Imagine this: It’s March of 2009, and newly-minted Senate Majority Leader Malcolm Smith is negotiating his first budget. He’s promised a more open and transparent budget process to the public and to Tom Golisano, the man who helped Smith’s party regain control of the Senate, and he wants to stick to his word despite pressure from Assembly Speaker Sheldon Silver to keep things under wraps.
So Smith and his fellow Democrats decide to draft a budget resolution that will allow members to debate and vote on the outlines of the budget in advance of the deadline, in effect allowing members to draw up the blueprint that Smith will use in crafting the actual budget with Assembly Speaker Silver and Governor Patterson.
All of this actually happened. This next part is a little more hypothetical.

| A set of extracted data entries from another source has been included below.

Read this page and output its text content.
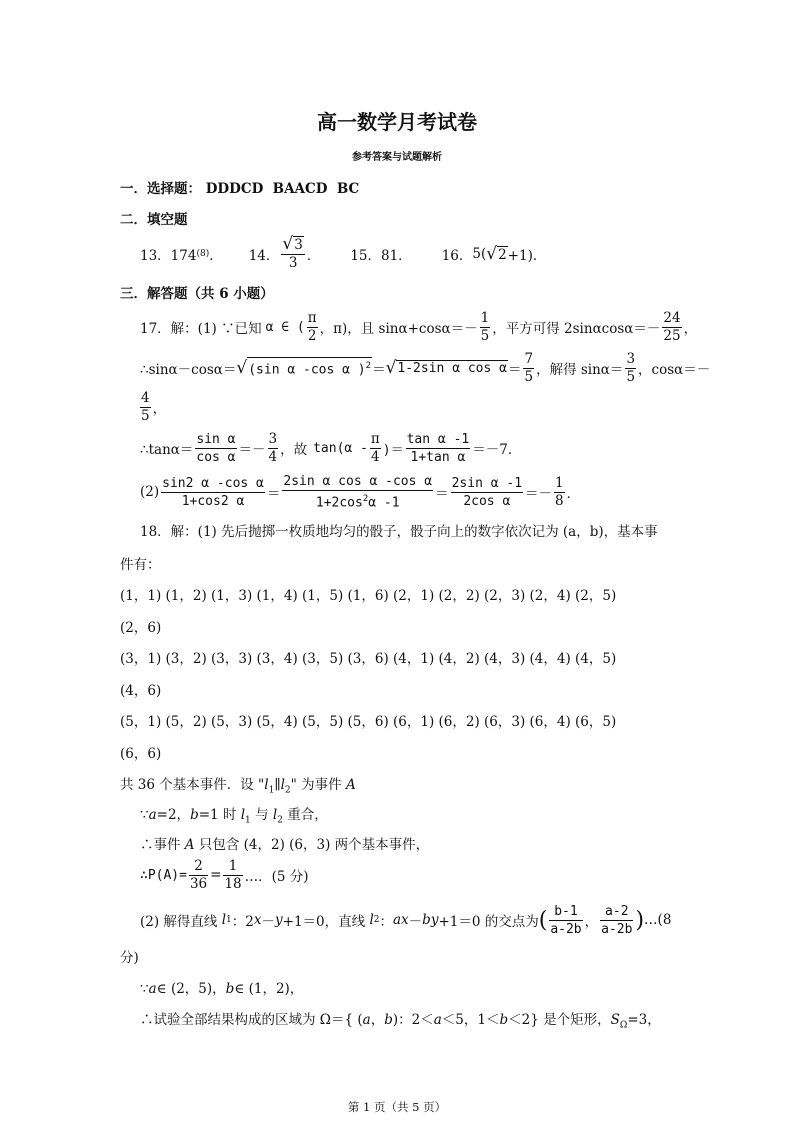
高一数学月考试卷
参考答案与试题解析
一．选择题： DDDCD  BAACD  BC
二．填空题
13．174 (8) ． 14． $\frac{√3}{3}$ ． 15．81． 16． 5( √ 2 +1)．
三．解答题（共 6 小题）
17．解：(1) ∵已知 α ∈ ( $\frac{\pi}{2}$ ， π)，且 $\sin\alpha+\cos\alpha=- \frac{1}{5}$ ，平方可得 $2\sin\alpha\cos\alpha=- \frac{24}{25}$ ，
∴sinα－cosα＝ √ (sin α -cos α )$^2$ ＝ √ 1-2sin α $\cos \alpha = \frac{7}{5}$ ，解得 $\sin\alpha= \frac{3}{5}$ ，cosα＝－
$\frac{4}{5}$ ，
∴tanα＝ $\frac{\text{sin α}}{\text{cos α}} =- \frac{3}{4}$ ，故 $\tan(\alpha - \frac{\pi}{4}$ )＝ $\frac{\text{tan α -1}}{\text{1+tan α}} =-7$．
$(2) \frac{\text{sin2 α -cos α}}{1+\cos 2 \alpha} = \frac{\text{2sin α cos α -cos α}}{1+2\cos^2\alpha -1} = \frac{\text{2sin α -1}}{\text{2cos α}} =- \frac{1}{8}$ ．
18．解：(1) 先后抛掷一枚质地均匀的骰子，骰子向上的数字依次记为 (a，b)，基本事
件有：
(1，1) (1，2) (1，3) (1，4) (1，5) (1，6) (2，1) (2，2) (2，3) (2，4) (2，5)
(2，6)
(3，1) (3，2) (3，3) (3，4) (3，5) (3，6) (4，1) (4，2) (4，3) (4，4) (4，5)
(4，6)
(5，1) (5，2) (5，3) (5，4) (5，5) (5，6) (6，1) (6，2) (6，3) (6，4) (6，5)
(6，6)
共 36 个基本事件．设 "$l_1\parallel l_2$" 为事件 A
∵a=2，b=1 时 $l_1$ 与 $l_2$ 重合，
∴事件 A 只包含 (4，2) (6，3) 两个基本事件，
∴P(A)= $\frac{2}{36} = \frac{1}{18}$ …．(5 分)
(2) 解得直线
l 1 ：2 x － y +1＝0，直线
l 2 ： ax － by +1＝0 的交点为 ( $\frac{b-1}{a-2b}$ ， $\frac{a-2}{a-2b}$ ) …(8
分)
∵a∈ (2，5)，b∈ (1，2)，
∴试验全部结果构成的区域为 Ω＝{ (a，b)：2＜a＜5，1＜b＜2} 是个矩形，$S_\Omega=3$，
第 1 页（共 5 页）
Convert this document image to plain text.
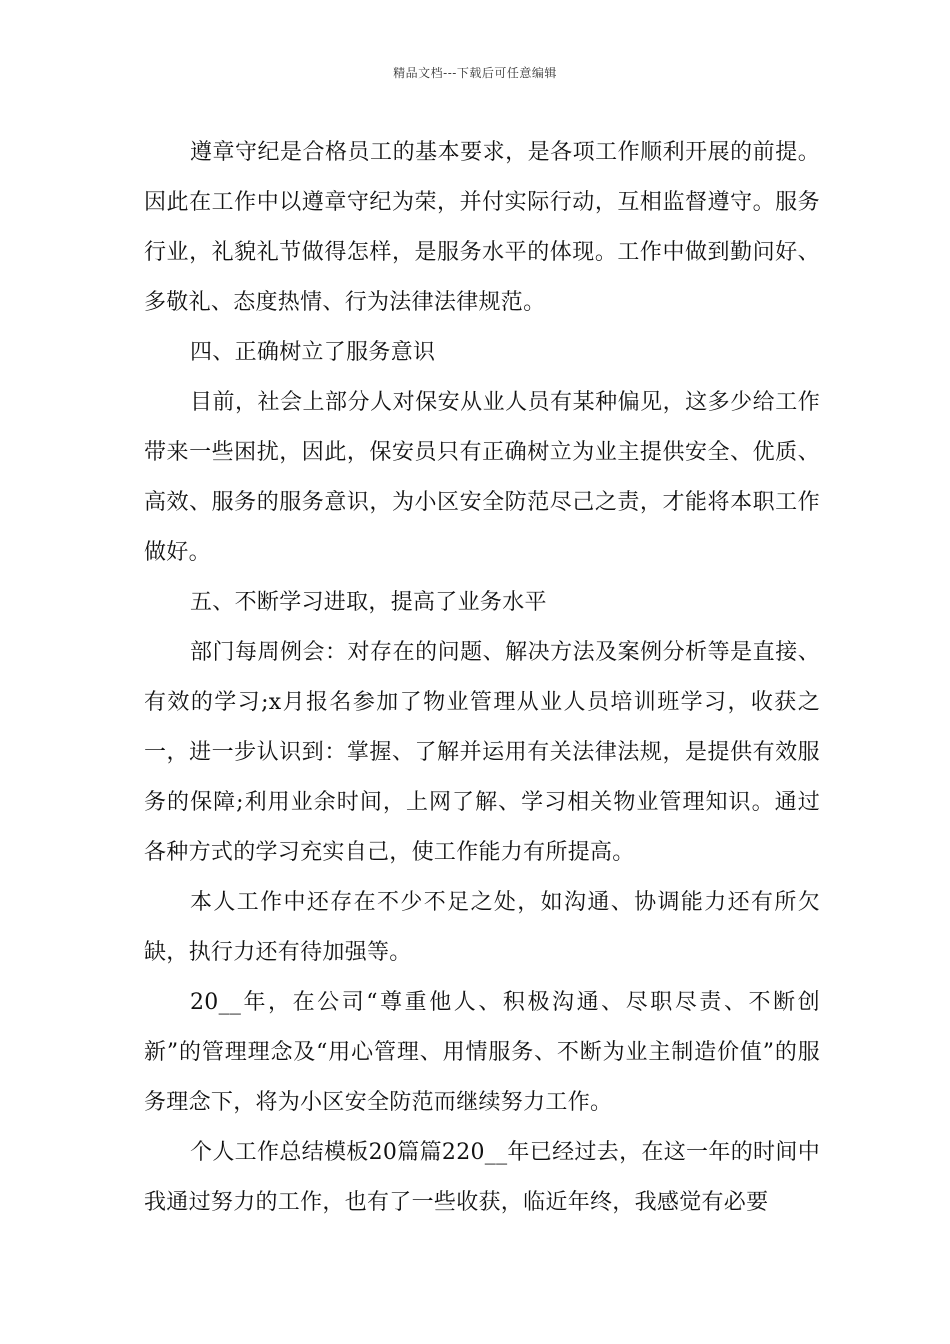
精品文档---下载后可任意编辑

遵章守纪是合格员工的基本要求，是各项工作顺利开展的前提。因此在工作中以遵章守纪为荣，并付实际行动，互相监督遵守。服务行业，礼貌礼节做得怎样，是服务水平的体现。工作中做到勤问好、多敬礼、态度热情、行为法律法律规范。

四、正确树立了服务意识

目前，社会上部分人对保安从业人员有某种偏见，这多少给工作带来一些困扰，因此，保安员只有正确树立为业主提供安全、优质、高效、服务的服务意识，为小区安全防范尽己之责，才能将本职工作做好。

五、不断学习进取，提高了业务水平

部门每周例会：对存在的问题、解决方法及案例分析等是直接、有效的学习;x月报名参加了物业管理从业人员培训班学习，收获之一，进一步认识到：掌握、了解并运用有关法律法规，是提供有效服务的保障;利用业余时间，上网了解、学习相关物业管理知识。通过各种方式的学习充实自己，使工作能力有所提高。

本人工作中还存在不少不足之处，如沟通、协调能力还有所欠缺，执行力还有待加强等。

20__年，在公司“尊重他人、积极沟通、尽职尽责、不断创新”的管理理念及“用心管理、用情服务、不断为业主制造价值”的服务理念下，将为小区安全防范而继续努力工作。

个人工作总结模板20篇篇220__年已经过去，在这一年的时间中我通过努力的工作，也有了一些收获，临近年终，我感觉有必要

Let’s say that instead of pulling the plug on the resolution and negotiating the budget in the most secretive process Albany has seen in years, they draft the resolution. The Finance committee holds a hearing or two, where Tom Golisano testifies about his concerns with the tax increases proposed in the resolution. Nobody fiddles with their blackberry during the hearing.
The resolution comes to the floor for debate and a vote. Senate Republicans air their grievances with aspects of the resolution, and maybe the chamber even incorporates an amendment or two. Maybe the “millionaire tax” stays in, maybe it doesn’t. The senate votes on the resolution, and Smith goes into budget negotiations with Silver with the opinion of the full Senate as his guide.

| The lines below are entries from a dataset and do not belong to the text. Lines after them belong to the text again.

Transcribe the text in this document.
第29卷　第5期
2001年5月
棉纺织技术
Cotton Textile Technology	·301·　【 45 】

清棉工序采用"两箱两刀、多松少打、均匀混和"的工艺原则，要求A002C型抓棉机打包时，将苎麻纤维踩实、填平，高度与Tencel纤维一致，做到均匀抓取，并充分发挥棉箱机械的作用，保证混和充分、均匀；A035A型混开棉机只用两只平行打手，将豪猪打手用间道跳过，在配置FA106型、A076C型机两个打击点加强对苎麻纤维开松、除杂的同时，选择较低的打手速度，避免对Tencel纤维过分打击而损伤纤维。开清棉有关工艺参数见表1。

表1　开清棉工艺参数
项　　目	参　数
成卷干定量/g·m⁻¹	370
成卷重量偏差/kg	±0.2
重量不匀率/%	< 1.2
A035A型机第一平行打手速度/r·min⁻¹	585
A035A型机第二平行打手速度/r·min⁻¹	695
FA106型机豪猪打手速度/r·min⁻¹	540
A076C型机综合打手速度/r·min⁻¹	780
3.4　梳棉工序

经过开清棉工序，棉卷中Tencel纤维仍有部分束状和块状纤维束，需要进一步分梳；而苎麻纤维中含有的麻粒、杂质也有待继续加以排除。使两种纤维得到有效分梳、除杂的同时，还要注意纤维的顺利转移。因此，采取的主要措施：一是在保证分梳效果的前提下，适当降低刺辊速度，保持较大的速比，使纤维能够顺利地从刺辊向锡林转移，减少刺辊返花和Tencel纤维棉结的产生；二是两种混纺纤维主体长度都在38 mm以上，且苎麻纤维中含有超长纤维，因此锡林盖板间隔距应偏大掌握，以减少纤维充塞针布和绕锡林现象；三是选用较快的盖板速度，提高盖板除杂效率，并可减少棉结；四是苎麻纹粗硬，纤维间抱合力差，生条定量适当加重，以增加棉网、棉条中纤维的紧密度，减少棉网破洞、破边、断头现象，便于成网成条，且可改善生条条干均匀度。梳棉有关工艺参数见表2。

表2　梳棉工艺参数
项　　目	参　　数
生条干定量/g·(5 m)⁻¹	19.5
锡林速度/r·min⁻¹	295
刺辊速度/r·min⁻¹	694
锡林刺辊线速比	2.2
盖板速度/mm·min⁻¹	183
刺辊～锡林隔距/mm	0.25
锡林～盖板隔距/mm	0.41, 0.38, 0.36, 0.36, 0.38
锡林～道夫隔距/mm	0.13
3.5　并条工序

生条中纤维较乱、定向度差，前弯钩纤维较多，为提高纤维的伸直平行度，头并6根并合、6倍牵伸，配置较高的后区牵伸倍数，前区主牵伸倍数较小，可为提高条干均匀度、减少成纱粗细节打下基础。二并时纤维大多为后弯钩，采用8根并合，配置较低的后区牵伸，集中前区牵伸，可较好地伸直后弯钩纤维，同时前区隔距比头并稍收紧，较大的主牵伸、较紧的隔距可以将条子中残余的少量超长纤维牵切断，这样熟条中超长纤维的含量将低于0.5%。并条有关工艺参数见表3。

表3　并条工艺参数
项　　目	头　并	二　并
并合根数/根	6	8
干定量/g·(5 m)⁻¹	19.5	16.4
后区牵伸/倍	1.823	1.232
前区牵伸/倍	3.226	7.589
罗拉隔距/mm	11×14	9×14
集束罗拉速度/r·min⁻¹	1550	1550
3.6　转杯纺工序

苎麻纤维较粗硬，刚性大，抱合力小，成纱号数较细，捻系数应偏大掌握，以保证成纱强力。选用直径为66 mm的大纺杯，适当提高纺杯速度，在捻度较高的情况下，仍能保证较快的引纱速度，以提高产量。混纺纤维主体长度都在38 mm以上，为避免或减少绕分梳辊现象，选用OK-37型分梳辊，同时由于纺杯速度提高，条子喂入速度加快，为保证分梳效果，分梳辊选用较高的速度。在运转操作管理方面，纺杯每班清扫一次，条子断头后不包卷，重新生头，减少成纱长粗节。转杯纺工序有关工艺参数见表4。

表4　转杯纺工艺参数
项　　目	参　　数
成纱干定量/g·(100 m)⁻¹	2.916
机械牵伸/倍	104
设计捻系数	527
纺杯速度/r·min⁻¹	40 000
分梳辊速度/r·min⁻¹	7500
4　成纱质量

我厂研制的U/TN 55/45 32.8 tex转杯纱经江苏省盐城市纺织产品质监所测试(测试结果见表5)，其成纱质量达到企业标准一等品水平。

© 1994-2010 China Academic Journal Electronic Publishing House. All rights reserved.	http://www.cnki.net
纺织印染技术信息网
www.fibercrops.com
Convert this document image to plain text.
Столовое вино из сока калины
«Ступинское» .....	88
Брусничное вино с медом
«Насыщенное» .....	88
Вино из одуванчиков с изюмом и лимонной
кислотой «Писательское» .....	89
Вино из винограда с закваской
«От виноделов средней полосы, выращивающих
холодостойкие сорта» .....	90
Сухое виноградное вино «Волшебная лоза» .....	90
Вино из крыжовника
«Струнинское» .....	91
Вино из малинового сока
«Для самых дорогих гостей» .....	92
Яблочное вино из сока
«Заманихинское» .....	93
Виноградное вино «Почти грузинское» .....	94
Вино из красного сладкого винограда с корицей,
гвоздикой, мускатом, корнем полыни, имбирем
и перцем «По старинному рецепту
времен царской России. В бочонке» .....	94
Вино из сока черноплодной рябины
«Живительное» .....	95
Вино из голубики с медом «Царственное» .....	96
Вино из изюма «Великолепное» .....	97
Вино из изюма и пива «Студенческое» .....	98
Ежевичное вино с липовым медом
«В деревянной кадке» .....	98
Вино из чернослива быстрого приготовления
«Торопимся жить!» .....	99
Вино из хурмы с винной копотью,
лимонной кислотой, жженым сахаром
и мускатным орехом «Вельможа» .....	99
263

Maybe Tom Golisano is still mad about the millionaire tax, but he has to concede that Smith delivered on his promise to give the public, including the tax’s opponents, a chance to speak their minds. Senate Republicans still don’t enjoy being in the minority, but they can’t stick Smith with the argument that he has made the legislative process in Albany less open than it was under their rule.
Fast forward to June 10, 2009: Is Malcolm Smith still Senate Majority Leader?